My brother gave me Belinda Bauer’s new crime novel Snap, set in the southwest of England (Tiverton and nearby parts of Devon, to be precise), and at one point a policeman is investigating a burglary — a family has come back from vacation to find their house not only burgled but despoiled — and the irate paterfamilias is complaining about insurance companies: “Always looking for ways not to pay you.” The scene continues:
‘Well, you’ve done the right thing leaving everything as it was for us to see, Mr Passmore.

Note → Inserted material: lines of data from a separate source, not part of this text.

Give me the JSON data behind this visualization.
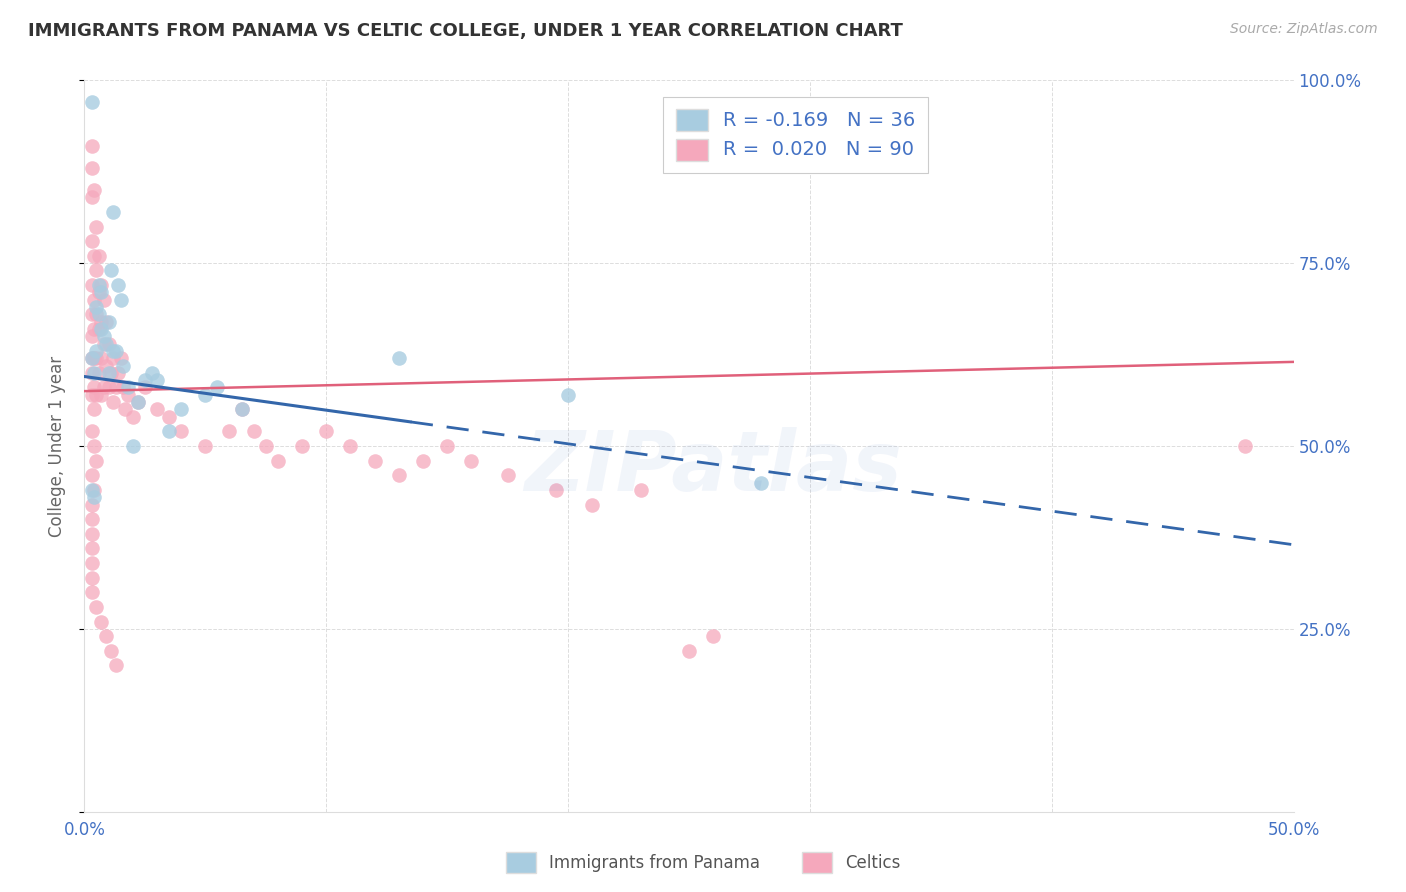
{
  "title": "IMMIGRANTS FROM PANAMA VS CELTIC COLLEGE, UNDER 1 YEAR CORRELATION CHART",
  "source": "Source: ZipAtlas.com",
  "ylabel": "College, Under 1 year",
  "xmin": 0.0,
  "xmax": 0.5,
  "ymin": 0.0,
  "ymax": 1.0,
  "legend_label1": "R = -0.169   N = 36",
  "legend_label2": "R =  0.020   N = 90",
  "legend_bottom_label1": "Immigrants from Panama",
  "legend_bottom_label2": "Celtics",
  "color_blue": "#a8cce0",
  "color_pink": "#f5a8bc",
  "color_blue_line": "#3366aa",
  "color_pink_line": "#e0607a",
  "watermark": "ZIPatlas",
  "title_color": "#333333",
  "axis_color": "#4472c4",
  "grid_color": "#dddddd",
  "background_color": "#ffffff",
  "blue_line_x0": 0.0,
  "blue_line_y0": 0.595,
  "blue_line_x1": 0.5,
  "blue_line_y1": 0.365,
  "blue_line_solid_end": 0.135,
  "pink_line_x0": 0.0,
  "pink_line_y0": 0.575,
  "pink_line_x1": 0.5,
  "pink_line_y1": 0.615,
  "blue_x": [
    0.003,
    0.003,
    0.004,
    0.005,
    0.005,
    0.006,
    0.006,
    0.007,
    0.007,
    0.008,
    0.009,
    0.01,
    0.01,
    0.011,
    0.012,
    0.012,
    0.013,
    0.014,
    0.015,
    0.016,
    0.018,
    0.02,
    0.022,
    0.025,
    0.028,
    0.03,
    0.035,
    0.04,
    0.05,
    0.055,
    0.065,
    0.13,
    0.2,
    0.28,
    0.003,
    0.004
  ],
  "blue_y": [
    0.97,
    0.62,
    0.6,
    0.69,
    0.63,
    0.72,
    0.68,
    0.66,
    0.71,
    0.65,
    0.64,
    0.6,
    0.67,
    0.74,
    0.82,
    0.63,
    0.63,
    0.72,
    0.7,
    0.61,
    0.58,
    0.5,
    0.56,
    0.59,
    0.6,
    0.59,
    0.52,
    0.55,
    0.57,
    0.58,
    0.55,
    0.62,
    0.57,
    0.45,
    0.44,
    0.43
  ],
  "pink_x": [
    0.003,
    0.003,
    0.003,
    0.003,
    0.003,
    0.003,
    0.003,
    0.003,
    0.003,
    0.003,
    0.004,
    0.004,
    0.004,
    0.004,
    0.004,
    0.004,
    0.004,
    0.005,
    0.005,
    0.005,
    0.005,
    0.005,
    0.006,
    0.006,
    0.006,
    0.006,
    0.007,
    0.007,
    0.007,
    0.007,
    0.008,
    0.008,
    0.008,
    0.009,
    0.009,
    0.01,
    0.01,
    0.011,
    0.012,
    0.012,
    0.013,
    0.014,
    0.015,
    0.016,
    0.017,
    0.018,
    0.02,
    0.022,
    0.025,
    0.03,
    0.035,
    0.04,
    0.05,
    0.06,
    0.065,
    0.07,
    0.075,
    0.08,
    0.09,
    0.1,
    0.11,
    0.12,
    0.13,
    0.14,
    0.15,
    0.16,
    0.175,
    0.195,
    0.21,
    0.23,
    0.25,
    0.26,
    0.003,
    0.004,
    0.005,
    0.003,
    0.004,
    0.003,
    0.003,
    0.003,
    0.003,
    0.003,
    0.003,
    0.003,
    0.005,
    0.007,
    0.009,
    0.011,
    0.013,
    0.48
  ],
  "pink_y": [
    0.91,
    0.88,
    0.84,
    0.78,
    0.72,
    0.68,
    0.65,
    0.62,
    0.6,
    0.57,
    0.85,
    0.76,
    0.7,
    0.66,
    0.62,
    0.58,
    0.55,
    0.8,
    0.74,
    0.68,
    0.62,
    0.57,
    0.76,
    0.71,
    0.66,
    0.6,
    0.72,
    0.67,
    0.62,
    0.57,
    0.7,
    0.64,
    0.58,
    0.67,
    0.61,
    0.64,
    0.58,
    0.6,
    0.62,
    0.56,
    0.58,
    0.6,
    0.62,
    0.58,
    0.55,
    0.57,
    0.54,
    0.56,
    0.58,
    0.55,
    0.54,
    0.52,
    0.5,
    0.52,
    0.55,
    0.52,
    0.5,
    0.48,
    0.5,
    0.52,
    0.5,
    0.48,
    0.46,
    0.48,
    0.5,
    0.48,
    0.46,
    0.44,
    0.42,
    0.44,
    0.22,
    0.24,
    0.52,
    0.5,
    0.48,
    0.46,
    0.44,
    0.42,
    0.4,
    0.38,
    0.36,
    0.34,
    0.32,
    0.3,
    0.28,
    0.26,
    0.24,
    0.22,
    0.2,
    0.5
  ]
}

I’ll be giving you a crime reference number for the insurance claim.’
‘Thanks.’ Passmore nodded, slightly less maroon.
I was taken aback by this unexpected use of maroon, which means a number of things but not, as far as I can tell, anything like ‘upset.’ Is this a slang/dialect UK thing?
Also, the Wikipedia article on Tiverton (linked above) refers to its “medieval town leat”; this dialect word for an artificial watercourse or aqueduct was new to me, and I find it pleasing. Wikipedia sez:
According to the Oxford English Dictionary, leat is cognate with let in the sense of “allow to pass through”. Other names for the same thing include fleam (probably a leat supplying water to a mill that did not have a millpool). In parts of northern England, for example around Sheffield, the equivalent word is goit. In southern England, a leat used to supply water for water-meadow irrigation is often called a carrier, top carrier, or main.
I’m not sure which I like better, fleam, goit, or leat.